Mr. Speaker, I am not sure if that was a question or a comment.
I enjoy the opportunity to answer my colleague's presentation. He talks about the Canadian family. I am talking about Canadian families, the root of our society.
I would like to reflect on what has happened in the last 20 years to Canadian families. In that time, especially in the last five years, youth violence has more than doubled. Real income, the amount of money a family has to support itself with, has dropped by some 6.5 per cent in the last five or six years because of taxation, because of government overspending and because of fiscal policies that are putting tremendous pressures on the people that are trying to hold this nation together.
Consider suicide rates. We have the third highest suicide rate among male youth in the world. The divorce rate has increased 10 times in the last 35 years and we are shuffling the chairs around on the deck saying: "We'll spend more money".
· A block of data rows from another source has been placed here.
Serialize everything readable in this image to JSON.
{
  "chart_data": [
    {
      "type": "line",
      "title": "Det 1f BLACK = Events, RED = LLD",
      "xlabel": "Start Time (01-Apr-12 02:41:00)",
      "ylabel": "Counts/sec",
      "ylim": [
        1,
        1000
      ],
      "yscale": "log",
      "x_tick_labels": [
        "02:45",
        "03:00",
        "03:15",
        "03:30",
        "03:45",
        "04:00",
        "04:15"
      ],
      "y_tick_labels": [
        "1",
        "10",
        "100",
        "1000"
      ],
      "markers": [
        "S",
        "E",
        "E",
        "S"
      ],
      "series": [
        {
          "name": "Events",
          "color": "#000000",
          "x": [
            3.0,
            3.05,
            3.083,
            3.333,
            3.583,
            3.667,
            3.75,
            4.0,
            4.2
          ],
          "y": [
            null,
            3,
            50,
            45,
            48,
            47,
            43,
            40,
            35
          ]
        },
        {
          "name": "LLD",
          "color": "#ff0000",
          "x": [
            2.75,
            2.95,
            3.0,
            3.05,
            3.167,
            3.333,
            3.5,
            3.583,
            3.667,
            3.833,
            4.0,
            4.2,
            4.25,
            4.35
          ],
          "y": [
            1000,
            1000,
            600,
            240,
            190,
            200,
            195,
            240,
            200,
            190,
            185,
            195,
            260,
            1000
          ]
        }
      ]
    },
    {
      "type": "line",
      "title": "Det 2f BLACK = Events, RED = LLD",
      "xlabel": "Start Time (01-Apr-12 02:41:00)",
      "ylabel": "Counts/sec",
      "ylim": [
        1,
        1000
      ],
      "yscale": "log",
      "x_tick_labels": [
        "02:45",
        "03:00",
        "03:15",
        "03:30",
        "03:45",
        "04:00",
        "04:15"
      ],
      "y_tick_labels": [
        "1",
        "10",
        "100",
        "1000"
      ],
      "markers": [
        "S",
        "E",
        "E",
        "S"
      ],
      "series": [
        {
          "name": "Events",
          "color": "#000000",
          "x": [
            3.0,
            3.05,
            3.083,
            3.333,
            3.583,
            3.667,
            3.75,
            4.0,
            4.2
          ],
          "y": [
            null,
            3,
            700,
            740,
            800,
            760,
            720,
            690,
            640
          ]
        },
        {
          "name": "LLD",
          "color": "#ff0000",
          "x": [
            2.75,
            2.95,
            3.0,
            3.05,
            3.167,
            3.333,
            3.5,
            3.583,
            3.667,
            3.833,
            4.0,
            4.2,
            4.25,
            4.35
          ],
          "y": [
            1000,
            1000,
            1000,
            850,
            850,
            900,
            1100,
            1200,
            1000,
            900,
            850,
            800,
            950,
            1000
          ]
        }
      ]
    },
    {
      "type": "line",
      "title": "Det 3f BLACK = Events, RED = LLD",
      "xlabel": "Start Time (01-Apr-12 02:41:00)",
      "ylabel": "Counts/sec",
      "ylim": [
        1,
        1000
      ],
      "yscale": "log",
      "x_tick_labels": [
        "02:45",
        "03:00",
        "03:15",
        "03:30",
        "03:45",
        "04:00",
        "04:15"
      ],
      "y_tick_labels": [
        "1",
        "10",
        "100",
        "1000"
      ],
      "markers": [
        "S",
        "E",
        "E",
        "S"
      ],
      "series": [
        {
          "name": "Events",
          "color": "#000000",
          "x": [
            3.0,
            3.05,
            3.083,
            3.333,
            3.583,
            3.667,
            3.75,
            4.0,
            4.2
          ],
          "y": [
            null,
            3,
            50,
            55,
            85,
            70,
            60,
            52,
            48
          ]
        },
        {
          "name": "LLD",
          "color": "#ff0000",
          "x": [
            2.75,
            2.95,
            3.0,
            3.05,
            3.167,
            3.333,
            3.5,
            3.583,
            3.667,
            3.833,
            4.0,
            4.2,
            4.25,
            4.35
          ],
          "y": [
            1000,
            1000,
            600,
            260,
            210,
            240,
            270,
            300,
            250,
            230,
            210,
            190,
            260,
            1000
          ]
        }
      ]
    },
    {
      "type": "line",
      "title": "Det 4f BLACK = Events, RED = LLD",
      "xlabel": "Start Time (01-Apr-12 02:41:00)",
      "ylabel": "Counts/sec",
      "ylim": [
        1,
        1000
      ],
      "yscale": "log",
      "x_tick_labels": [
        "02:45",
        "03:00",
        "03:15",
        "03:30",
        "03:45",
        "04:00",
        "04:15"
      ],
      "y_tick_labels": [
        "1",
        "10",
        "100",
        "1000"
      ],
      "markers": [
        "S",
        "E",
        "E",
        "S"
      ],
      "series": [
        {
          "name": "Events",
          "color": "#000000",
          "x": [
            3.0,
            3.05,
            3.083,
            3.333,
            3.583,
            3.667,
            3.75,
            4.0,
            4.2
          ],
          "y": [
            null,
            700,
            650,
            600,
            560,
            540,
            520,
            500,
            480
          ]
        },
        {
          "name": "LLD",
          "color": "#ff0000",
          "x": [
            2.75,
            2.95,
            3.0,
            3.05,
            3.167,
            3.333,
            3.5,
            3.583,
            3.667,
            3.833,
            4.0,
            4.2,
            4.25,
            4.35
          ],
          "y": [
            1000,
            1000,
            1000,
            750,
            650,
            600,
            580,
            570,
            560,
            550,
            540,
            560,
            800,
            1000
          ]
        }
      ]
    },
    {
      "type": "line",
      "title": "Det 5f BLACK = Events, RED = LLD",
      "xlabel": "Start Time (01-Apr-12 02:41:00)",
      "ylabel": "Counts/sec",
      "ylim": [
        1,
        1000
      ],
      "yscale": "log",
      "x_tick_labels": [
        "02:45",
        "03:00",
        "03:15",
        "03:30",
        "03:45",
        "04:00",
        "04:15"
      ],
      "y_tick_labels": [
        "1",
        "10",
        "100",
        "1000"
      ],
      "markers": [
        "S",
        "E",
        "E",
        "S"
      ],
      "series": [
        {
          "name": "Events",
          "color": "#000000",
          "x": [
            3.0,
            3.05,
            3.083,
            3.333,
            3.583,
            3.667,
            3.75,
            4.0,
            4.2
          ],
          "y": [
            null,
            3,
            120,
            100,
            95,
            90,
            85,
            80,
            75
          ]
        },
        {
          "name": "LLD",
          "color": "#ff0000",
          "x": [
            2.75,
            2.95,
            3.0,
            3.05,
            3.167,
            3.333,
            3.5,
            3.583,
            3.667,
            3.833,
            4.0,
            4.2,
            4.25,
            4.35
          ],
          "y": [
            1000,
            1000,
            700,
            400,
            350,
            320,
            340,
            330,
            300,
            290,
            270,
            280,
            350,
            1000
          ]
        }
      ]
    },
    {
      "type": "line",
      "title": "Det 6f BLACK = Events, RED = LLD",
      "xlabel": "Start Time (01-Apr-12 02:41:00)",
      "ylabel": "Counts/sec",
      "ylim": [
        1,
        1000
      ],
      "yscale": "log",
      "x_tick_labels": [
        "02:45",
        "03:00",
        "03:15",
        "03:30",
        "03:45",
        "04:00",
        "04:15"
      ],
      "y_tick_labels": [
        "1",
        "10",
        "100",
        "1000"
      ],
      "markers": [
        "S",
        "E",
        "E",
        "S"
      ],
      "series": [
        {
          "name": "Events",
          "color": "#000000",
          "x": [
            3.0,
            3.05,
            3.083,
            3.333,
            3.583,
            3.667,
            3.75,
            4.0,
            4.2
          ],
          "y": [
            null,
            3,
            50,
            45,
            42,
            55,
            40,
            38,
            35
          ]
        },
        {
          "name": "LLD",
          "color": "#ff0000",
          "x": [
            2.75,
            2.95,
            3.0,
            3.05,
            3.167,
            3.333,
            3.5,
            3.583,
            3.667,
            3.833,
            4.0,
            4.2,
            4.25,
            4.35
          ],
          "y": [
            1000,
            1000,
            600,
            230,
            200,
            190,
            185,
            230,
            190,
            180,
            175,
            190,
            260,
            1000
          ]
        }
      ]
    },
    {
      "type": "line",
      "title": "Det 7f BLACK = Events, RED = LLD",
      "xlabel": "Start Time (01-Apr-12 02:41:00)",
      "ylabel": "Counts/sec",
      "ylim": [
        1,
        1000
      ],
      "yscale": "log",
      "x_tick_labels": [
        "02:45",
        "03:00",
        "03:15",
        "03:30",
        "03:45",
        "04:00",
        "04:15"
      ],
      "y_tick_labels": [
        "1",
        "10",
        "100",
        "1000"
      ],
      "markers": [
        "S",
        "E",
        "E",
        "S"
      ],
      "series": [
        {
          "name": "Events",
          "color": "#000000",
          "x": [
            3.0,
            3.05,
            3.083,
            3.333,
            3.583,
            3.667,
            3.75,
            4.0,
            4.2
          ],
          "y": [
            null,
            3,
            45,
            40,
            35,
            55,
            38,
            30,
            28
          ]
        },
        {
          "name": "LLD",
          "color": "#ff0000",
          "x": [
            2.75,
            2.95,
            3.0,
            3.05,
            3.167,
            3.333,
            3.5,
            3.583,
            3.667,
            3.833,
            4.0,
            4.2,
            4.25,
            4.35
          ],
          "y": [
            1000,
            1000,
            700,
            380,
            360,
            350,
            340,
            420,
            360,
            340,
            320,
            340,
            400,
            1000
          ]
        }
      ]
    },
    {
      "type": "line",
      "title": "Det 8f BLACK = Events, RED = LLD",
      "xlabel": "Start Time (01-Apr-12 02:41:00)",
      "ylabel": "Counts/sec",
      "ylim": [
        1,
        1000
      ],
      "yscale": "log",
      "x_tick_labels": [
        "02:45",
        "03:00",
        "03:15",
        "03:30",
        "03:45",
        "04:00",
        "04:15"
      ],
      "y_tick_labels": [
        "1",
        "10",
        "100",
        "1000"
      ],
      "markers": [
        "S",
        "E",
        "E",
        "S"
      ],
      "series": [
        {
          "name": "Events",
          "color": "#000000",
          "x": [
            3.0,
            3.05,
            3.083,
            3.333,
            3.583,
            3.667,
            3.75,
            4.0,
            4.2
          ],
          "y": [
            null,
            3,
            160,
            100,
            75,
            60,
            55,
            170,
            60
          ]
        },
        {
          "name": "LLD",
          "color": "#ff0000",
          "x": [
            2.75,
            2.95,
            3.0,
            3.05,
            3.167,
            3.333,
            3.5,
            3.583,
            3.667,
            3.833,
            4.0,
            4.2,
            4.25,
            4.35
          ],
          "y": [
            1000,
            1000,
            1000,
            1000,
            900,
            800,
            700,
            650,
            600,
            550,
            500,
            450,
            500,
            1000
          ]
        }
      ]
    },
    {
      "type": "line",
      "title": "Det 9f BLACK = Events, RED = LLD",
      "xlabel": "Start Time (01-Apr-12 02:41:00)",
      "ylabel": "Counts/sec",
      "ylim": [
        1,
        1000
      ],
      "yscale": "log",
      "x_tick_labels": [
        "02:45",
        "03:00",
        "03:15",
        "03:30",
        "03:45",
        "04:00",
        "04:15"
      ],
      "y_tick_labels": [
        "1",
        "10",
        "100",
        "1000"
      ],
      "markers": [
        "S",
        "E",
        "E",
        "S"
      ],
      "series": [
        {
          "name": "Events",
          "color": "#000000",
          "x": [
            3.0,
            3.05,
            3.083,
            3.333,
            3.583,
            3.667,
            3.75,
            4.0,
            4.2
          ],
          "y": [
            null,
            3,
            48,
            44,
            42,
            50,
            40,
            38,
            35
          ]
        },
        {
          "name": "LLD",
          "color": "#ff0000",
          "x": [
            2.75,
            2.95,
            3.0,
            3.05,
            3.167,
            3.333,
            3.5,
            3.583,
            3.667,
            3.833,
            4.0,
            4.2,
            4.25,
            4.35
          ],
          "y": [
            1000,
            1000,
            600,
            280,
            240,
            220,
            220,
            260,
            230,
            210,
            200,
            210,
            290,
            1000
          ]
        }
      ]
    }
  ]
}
What are the priorities of Canadians? Is it their priority to find out what government can do or what they can do in job creation? We want to put the tools in the hands of Canadians so they can create the jobs. It is not what government can do, it is what Canadians can do. Government priorities should not be prompted by special interest groups, but what Canadian priorities are.
The Canadian priorities are that their families be strengthened and that they be given the instruments to create their own future. That is exactly what the government's fiscal policies, justice policies and social policies are stripping away from those families. I put that to the hon. member who made the comments.